Poor O’Brien. Whenever there are difficult circumstances to be had, he’s to go-to guy for experiencing them – and it all comes to a head here when he’s subjected to the memories of twenty years in prison. Given its episodic nature, we’ve often seen Starfleet officers experience events that would permanently traumatise any real human, only to be fine a week or two later. Togther with TNG’s Family, this is one of the very few episodes to really delve into the effects of PTSD (thus far, anyway – we have the Dominion War to come), and it does an admirable job of it. O’Brien’s attempts to settle back into his old life are interspersed with flashbacks to his prison sentence, complete with a cellmate who he refuses to mention to any of his colleagues on DS9. Why is he keeping quiet? What exactly happened in there? Will all this be forgotten by next episode? Of course, but let’s put the cynicism aside for a moment and enjoy this episode as a good standalone story.
Bits and pieces
- For plot reasons, Bashir is unable to remove O’Brien’s memories of the prison sentence without removing all of his other memories too. A handful of episodes ago, he was able to do a top notch job on tinkering with Kurn’s memories, whilst back on TNG, selective memory erasure was often a go-to procedure.
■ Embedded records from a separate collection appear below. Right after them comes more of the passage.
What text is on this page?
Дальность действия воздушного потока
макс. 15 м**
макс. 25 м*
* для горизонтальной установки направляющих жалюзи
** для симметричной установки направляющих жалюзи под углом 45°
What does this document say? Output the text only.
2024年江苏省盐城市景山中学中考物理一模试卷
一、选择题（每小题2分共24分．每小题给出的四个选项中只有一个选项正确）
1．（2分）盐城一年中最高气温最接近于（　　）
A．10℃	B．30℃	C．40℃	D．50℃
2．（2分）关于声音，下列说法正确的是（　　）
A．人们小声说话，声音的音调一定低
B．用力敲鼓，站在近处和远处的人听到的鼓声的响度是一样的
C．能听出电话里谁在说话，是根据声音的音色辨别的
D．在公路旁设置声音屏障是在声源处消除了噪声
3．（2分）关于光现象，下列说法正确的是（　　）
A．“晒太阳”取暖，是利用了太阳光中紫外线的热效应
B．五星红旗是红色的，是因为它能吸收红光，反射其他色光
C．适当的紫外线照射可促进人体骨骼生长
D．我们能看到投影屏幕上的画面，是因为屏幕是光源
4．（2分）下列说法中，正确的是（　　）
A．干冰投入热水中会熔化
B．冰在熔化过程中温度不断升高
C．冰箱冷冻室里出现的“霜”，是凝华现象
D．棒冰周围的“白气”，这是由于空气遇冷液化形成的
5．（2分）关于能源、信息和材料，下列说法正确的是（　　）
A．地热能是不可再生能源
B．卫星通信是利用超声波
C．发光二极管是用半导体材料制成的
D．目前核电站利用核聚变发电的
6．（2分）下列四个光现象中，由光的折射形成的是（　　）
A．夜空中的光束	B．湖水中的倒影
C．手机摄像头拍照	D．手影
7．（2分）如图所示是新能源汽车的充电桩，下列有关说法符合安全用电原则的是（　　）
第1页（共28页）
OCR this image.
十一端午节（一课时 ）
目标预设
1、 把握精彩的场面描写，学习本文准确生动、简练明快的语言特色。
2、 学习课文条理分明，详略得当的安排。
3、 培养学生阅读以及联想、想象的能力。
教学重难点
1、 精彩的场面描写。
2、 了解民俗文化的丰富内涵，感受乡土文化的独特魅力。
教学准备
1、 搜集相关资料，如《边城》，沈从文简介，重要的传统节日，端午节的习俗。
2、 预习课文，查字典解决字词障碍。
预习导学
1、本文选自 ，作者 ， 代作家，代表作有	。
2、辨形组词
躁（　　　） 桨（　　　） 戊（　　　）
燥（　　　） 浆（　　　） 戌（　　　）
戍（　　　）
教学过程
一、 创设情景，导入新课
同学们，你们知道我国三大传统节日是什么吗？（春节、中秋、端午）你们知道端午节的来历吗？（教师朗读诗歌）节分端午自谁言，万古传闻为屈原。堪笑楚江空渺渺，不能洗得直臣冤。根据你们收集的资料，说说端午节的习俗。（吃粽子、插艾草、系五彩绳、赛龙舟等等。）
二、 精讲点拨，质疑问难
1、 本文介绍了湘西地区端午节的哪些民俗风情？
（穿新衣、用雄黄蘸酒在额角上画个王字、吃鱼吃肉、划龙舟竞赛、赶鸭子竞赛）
- It’s just as well the food Ee’char and O’Brien would put aside never became inedibly mouldy. I’m guessing they weren’t all that picky under the circumstances, but there are still limits on what can be eaten – and if they got sick from eating spoiled food, the guards were unlikely to treat them. Then again, as none of it was real, the simulation could easily be programmed such that food never went mouldy, and inmates never became sick.
- After eating, Molly puts her plate back in the replicator. This saves on washing up and storage space, but it’s a bit of a waste of energy, as plates will need to be replicated again the following day.
Summary – Hard Time: Even more suffering for O’Brien.